Understanding eligible expenses is key to maximizing your FSA benefits. Funds from a Health Care FSA can be used for a broad range of medical, dental, and vision expenses for diagnosis, treatment, or prevention of disease. Common eligible expenses include doctor visits, prescription medications, eyeglasses, contact lenses, and dental work. Over-the-counter medications and menstrual care products became eligible without a doctor’s prescription. Costs for medical equipment like crutches, supplies such as bandages, and diagnostic devices like blood sugar test kits are covered.
Dependent Care FSAs cover expenses related to the care of a qualifying individual, allowing you (and your spouse, if filing jointly) to work or look for work. Eligible individuals include a child under the age of 13, or a spouse or other dependent of any age who is physically or mentally incapable of self-care and lives in your home. Qualified expenses include daycare, preschool, before- and after-school care, and summer day camps. Payments for a nanny or in-home care for qualified individuals can also be reimbursed.

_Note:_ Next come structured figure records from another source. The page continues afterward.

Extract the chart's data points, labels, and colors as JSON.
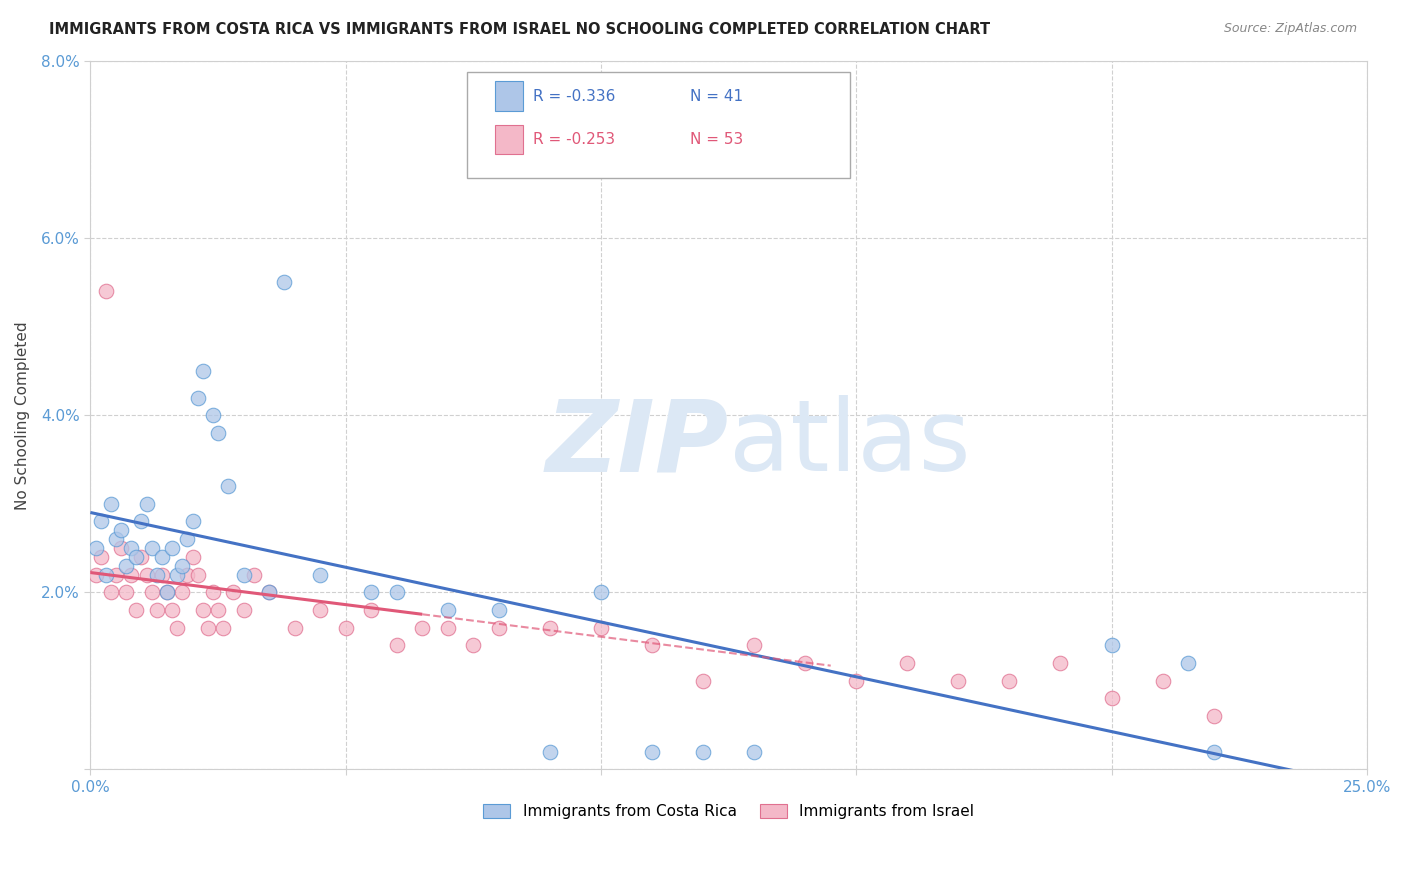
{
  "title": "IMMIGRANTS FROM COSTA RICA VS IMMIGRANTS FROM ISRAEL NO SCHOOLING COMPLETED CORRELATION CHART",
  "source": "Source: ZipAtlas.com",
  "ylabel": "No Schooling Completed",
  "xlim": [
    0.0,
    0.25
  ],
  "ylim": [
    0.0,
    0.08
  ],
  "xticks": [
    0.0,
    0.05,
    0.1,
    0.15,
    0.2,
    0.25
  ],
  "xticklabels": [
    "0.0%",
    "",
    "",
    "",
    "",
    "25.0%"
  ],
  "yticks": [
    0.0,
    0.02,
    0.04,
    0.06,
    0.08
  ],
  "yticklabels": [
    "",
    "2.0%",
    "4.0%",
    "6.0%",
    "8.0%"
  ],
  "legend_r_cr": "-0.336",
  "legend_n_cr": "41",
  "legend_r_is": "-0.253",
  "legend_n_is": "53",
  "color_cr_fill": "#aec6e8",
  "color_cr_edge": "#5b9bd5",
  "color_is_fill": "#f4b8c8",
  "color_is_edge": "#e07090",
  "trendline_cr": "#4472c4",
  "trendline_is": "#e05878",
  "watermark_color": "#dce8f5",
  "bg": "#ffffff",
  "tick_color": "#5b9bd5",
  "grid_color": "#d0d0d0",
  "costa_rica_x": [
    0.001,
    0.002,
    0.003,
    0.004,
    0.005,
    0.006,
    0.007,
    0.008,
    0.009,
    0.01,
    0.011,
    0.012,
    0.013,
    0.014,
    0.015,
    0.016,
    0.017,
    0.018,
    0.019,
    0.02,
    0.021,
    0.022,
    0.024,
    0.025,
    0.027,
    0.03,
    0.035,
    0.038,
    0.045,
    0.055,
    0.06,
    0.07,
    0.08,
    0.09,
    0.1,
    0.11,
    0.12,
    0.13,
    0.2,
    0.215,
    0.22
  ],
  "costa_rica_y": [
    0.025,
    0.028,
    0.022,
    0.03,
    0.026,
    0.027,
    0.023,
    0.025,
    0.024,
    0.028,
    0.03,
    0.025,
    0.022,
    0.024,
    0.02,
    0.025,
    0.022,
    0.023,
    0.026,
    0.028,
    0.042,
    0.045,
    0.04,
    0.038,
    0.032,
    0.022,
    0.02,
    0.055,
    0.022,
    0.02,
    0.02,
    0.018,
    0.018,
    0.002,
    0.02,
    0.002,
    0.002,
    0.002,
    0.014,
    0.012,
    0.002
  ],
  "israel_x": [
    0.001,
    0.002,
    0.003,
    0.004,
    0.005,
    0.006,
    0.007,
    0.008,
    0.009,
    0.01,
    0.011,
    0.012,
    0.013,
    0.014,
    0.015,
    0.016,
    0.017,
    0.018,
    0.019,
    0.02,
    0.021,
    0.022,
    0.023,
    0.024,
    0.025,
    0.026,
    0.028,
    0.03,
    0.032,
    0.035,
    0.04,
    0.045,
    0.05,
    0.055,
    0.06,
    0.065,
    0.07,
    0.075,
    0.08,
    0.09,
    0.1,
    0.11,
    0.12,
    0.13,
    0.14,
    0.15,
    0.16,
    0.17,
    0.18,
    0.19,
    0.2,
    0.21,
    0.22
  ],
  "israel_y": [
    0.022,
    0.024,
    0.054,
    0.02,
    0.022,
    0.025,
    0.02,
    0.022,
    0.018,
    0.024,
    0.022,
    0.02,
    0.018,
    0.022,
    0.02,
    0.018,
    0.016,
    0.02,
    0.022,
    0.024,
    0.022,
    0.018,
    0.016,
    0.02,
    0.018,
    0.016,
    0.02,
    0.018,
    0.022,
    0.02,
    0.016,
    0.018,
    0.016,
    0.018,
    0.014,
    0.016,
    0.016,
    0.014,
    0.016,
    0.016,
    0.016,
    0.014,
    0.01,
    0.014,
    0.012,
    0.01,
    0.012,
    0.01,
    0.01,
    0.012,
    0.008,
    0.01,
    0.006
  ]
}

Accurately estimating your future eligible expenses is important for determining an appropriate FSA contribution. Start by reviewing your past spending on healthcare and dependent care. Gather records from the previous year, including receipts for medical bills, prescription costs, dental expenses, vision care, and any out-of-pocket dependent care payments. This historical data provides a realistic baseline for your anticipated costs.
Consider any known upcoming expenses that might impact your needs in the next plan year. This could involve planned surgeries, orthodontic treatment, new prescriptions, or changes in your family’s health status. If you are expecting a child, factor in increased medical costs for prenatal care and delivery, as well as potential future childcare expenses. Similarly, evaluate any changes in your childcare arrangements, such as transitioning from part-time to full-time care or enrolling a child in a new program.
Be cautious when estimating your contributions due to the “use-it-or-lose-it” rule. While using pre-tax funds for eligible expenses is beneficial, overestimating can result in the forfeiture of unused money. Some employers and FSA administrators offer online tools or calculators that can assist in this estimation process.
A key aspect of FSAs is the “use-it-or-lose-it” rule, meaning funds not used by the end of the plan year are forfeited. This rule highlights the importance of careful planning to avoid losing pre-tax contributions. Most FSA plans operate on a calendar year, meaning funds must be spent by December 31st, though the plan year can vary by employer.
Employers, however, may offer one of two exceptions to this rule to provide participants with more flexibility. One option is a carryover, which allows a limited amount of unused Health Care FSA funds to be rolled over into the following plan year. For 2025, the maximum carryover amount is $660. This means you would not lose the entire unused balance if it falls within this limit.
Alternatively, an employer might offer a grace period, which provides an extension of up to two and a half months after the plan year ends to incur and use remaining FSA funds. For instance, for a calendar year plan, a grace period would extend the spending deadline to March 15th of the following year. Employers can choose to offer either a carryover or a grace period, but not both, or they may choose to offer neither. Reviewing your specific plan details during open enrollment is crucial to understand how these exceptions apply.